Einholung des Gutachtens
Ist in einem Schiedsgutachtenvertrag der Einholung des Gutachtens ein obligatorisches Sühneverfahren vorgeschaltet und lehnt der Vermittler es ab, einen Vergleichsvorschlag zu machen, so ist die Leistung durch Urteil zu bestimmen.
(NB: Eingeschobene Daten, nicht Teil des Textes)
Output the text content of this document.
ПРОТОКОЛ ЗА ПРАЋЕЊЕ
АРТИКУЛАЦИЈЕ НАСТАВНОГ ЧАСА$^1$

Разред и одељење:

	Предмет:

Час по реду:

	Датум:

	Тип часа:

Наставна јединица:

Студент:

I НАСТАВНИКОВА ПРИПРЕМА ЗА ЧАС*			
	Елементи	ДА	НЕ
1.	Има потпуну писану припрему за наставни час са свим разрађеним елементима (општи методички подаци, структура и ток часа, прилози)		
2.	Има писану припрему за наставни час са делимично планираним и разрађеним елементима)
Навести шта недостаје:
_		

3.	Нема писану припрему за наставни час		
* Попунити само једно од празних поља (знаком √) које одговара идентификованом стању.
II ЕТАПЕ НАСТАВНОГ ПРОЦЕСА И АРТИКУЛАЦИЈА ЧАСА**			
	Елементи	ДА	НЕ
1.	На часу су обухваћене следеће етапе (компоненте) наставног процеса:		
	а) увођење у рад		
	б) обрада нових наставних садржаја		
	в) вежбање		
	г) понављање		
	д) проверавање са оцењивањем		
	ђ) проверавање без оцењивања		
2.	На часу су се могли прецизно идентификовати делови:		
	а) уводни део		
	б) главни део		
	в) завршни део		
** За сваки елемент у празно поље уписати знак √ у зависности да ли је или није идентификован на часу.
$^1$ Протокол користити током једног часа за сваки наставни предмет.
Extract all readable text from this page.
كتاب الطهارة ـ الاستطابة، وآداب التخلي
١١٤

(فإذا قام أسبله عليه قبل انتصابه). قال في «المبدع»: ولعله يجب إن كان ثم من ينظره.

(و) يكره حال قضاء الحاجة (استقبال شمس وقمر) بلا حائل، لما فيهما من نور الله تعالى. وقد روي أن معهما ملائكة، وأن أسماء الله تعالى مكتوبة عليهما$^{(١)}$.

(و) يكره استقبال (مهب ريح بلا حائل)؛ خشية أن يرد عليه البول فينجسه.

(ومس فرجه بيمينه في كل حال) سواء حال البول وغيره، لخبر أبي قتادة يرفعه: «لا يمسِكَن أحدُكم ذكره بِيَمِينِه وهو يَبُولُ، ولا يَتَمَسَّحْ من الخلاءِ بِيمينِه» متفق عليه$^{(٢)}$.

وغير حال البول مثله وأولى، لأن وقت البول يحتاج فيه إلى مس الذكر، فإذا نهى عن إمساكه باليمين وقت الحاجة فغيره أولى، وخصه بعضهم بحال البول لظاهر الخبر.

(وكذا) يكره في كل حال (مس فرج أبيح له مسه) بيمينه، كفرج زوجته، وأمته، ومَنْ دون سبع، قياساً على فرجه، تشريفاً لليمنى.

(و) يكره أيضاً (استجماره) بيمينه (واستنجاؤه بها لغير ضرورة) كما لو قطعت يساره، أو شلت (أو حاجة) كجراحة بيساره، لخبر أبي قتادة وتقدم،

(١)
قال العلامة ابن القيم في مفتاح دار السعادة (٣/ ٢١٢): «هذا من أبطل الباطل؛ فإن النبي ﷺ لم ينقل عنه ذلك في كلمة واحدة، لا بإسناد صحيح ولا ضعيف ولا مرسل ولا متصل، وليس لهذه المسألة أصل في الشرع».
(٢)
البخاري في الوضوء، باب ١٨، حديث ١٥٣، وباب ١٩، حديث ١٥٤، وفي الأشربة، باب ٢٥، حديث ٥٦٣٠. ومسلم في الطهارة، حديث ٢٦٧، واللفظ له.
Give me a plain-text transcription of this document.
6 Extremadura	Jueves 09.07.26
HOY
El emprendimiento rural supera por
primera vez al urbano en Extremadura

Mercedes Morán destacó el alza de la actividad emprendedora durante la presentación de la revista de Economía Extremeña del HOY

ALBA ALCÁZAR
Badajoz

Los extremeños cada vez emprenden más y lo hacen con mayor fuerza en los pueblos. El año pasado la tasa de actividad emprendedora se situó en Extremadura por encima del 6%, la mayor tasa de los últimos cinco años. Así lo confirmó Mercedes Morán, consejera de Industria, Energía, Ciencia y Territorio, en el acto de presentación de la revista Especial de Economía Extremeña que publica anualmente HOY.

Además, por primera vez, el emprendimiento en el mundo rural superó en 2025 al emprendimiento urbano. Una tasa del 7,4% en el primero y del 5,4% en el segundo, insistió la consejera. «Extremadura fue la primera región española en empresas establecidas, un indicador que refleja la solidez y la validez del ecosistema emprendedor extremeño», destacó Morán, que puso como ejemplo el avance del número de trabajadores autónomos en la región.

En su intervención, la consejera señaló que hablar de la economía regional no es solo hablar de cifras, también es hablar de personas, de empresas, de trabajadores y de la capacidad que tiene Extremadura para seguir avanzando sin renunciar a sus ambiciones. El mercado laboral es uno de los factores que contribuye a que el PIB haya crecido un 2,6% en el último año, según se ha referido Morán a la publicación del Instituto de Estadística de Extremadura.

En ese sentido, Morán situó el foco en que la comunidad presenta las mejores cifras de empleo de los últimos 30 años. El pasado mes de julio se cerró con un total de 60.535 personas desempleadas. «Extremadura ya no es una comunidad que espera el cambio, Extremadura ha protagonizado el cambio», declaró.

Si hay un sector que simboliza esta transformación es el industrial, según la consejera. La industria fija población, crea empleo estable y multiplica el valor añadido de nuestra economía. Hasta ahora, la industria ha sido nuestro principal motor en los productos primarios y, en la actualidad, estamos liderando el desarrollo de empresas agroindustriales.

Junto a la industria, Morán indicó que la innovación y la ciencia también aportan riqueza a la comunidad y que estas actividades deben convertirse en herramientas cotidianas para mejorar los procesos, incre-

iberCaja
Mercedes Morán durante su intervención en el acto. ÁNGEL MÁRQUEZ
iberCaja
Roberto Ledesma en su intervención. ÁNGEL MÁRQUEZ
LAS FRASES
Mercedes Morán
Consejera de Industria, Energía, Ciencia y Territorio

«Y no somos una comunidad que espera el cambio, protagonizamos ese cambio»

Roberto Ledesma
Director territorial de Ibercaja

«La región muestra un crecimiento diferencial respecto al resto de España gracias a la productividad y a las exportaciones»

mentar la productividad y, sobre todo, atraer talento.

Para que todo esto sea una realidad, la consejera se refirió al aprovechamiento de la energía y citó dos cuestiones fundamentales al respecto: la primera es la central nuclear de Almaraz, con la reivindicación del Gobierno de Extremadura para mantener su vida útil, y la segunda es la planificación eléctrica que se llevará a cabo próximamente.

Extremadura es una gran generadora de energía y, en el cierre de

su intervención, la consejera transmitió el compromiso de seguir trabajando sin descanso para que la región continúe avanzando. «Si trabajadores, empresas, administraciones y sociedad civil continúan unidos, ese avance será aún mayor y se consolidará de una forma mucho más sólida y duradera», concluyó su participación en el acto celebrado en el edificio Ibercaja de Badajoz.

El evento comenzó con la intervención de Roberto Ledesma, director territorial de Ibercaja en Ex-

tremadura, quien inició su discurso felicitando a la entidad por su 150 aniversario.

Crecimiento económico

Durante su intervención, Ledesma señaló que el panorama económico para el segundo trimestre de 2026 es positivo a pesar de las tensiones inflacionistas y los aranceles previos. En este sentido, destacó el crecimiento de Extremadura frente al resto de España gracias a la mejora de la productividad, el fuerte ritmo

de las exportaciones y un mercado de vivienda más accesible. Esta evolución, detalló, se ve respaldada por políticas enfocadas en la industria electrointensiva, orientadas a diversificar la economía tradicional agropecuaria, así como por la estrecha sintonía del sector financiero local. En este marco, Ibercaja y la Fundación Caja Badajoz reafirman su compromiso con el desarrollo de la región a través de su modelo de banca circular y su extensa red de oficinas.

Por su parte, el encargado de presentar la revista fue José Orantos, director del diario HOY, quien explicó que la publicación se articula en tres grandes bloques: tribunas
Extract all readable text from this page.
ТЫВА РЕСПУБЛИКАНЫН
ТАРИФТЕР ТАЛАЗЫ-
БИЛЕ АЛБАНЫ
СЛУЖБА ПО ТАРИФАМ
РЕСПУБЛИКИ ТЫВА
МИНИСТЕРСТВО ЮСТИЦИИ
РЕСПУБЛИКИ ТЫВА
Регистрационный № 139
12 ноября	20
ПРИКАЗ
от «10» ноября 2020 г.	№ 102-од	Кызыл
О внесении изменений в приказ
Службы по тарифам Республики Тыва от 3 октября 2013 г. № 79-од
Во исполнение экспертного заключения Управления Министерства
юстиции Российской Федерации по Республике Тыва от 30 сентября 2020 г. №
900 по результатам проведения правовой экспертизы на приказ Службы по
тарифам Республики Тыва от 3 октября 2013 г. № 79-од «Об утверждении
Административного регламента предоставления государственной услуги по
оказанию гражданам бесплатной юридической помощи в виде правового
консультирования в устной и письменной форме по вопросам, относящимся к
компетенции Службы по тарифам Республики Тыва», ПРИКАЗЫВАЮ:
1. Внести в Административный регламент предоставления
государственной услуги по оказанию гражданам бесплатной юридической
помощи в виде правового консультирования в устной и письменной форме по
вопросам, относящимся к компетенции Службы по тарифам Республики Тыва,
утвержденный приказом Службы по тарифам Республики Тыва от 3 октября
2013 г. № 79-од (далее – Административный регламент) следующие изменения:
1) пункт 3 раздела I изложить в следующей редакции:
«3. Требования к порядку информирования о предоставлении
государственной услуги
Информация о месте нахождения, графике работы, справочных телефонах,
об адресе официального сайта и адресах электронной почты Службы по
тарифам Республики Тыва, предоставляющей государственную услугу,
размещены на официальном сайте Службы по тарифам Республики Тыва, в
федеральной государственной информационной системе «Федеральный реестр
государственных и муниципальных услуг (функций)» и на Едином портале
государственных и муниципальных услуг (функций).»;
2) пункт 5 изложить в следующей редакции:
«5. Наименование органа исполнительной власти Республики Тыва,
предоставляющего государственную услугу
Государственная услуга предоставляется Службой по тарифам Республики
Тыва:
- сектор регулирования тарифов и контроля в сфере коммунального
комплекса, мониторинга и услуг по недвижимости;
Zum Sachverhalt: Zur Nutzung eines auf ihrem Grundstück liegenden Abstellgleises ist die Beklagte auf die Mitbenutzung von Anschlussgleisen bis zum Netz der Deutschen Bundesbahn angewiesen, die auf dem Grundstück der Kläger liegen. Im dem Nutzungsvertrag ist die Anwendung der Allgemeinen Bedingungen für Privatgleisanschlüsse i. d. F. vom 1. 1. 1955 (PAB) vereinbart, in deren § 4 bestimmt ist, dass auf Verlangen des Anschließers die Mitbenutzung zu vergüten ist, und dass dann, wenn bei Meinungsverschiedenheiten ein Vermittlungsvorschlag der Bundesbahn abgelehnt wird, die zuständige Industrie- und Handelskammer nach den §§ 317 bis 319 BGB zu entscheiden hat. Die Bundesbahn teilte nach Unterrichtung von Meinungsverschiedenheiten der Parteien über Berechnung und Höhe der Mitbenutzungsvergütung u. a. mit: ... halten wir einen Vermittlungsvorschlag der Bundesbahn über die Höhe der Vergütungen für aussichtslos. Und weiter: ... sehen wir keine Möglichkeit, die Firma ... für den Gleisanschluss verkehr wiederzugewinnen.
LG und Oberlandesgericht haben die Zahlungsklage als zur Zeit unbegründet abgewiesen, weil nach § 4 PAB zuerst der dort vorgesehene Weg beschritten werden müsse. Die Revision der Kläger führte zur Aufhebung und Zurückverweisung.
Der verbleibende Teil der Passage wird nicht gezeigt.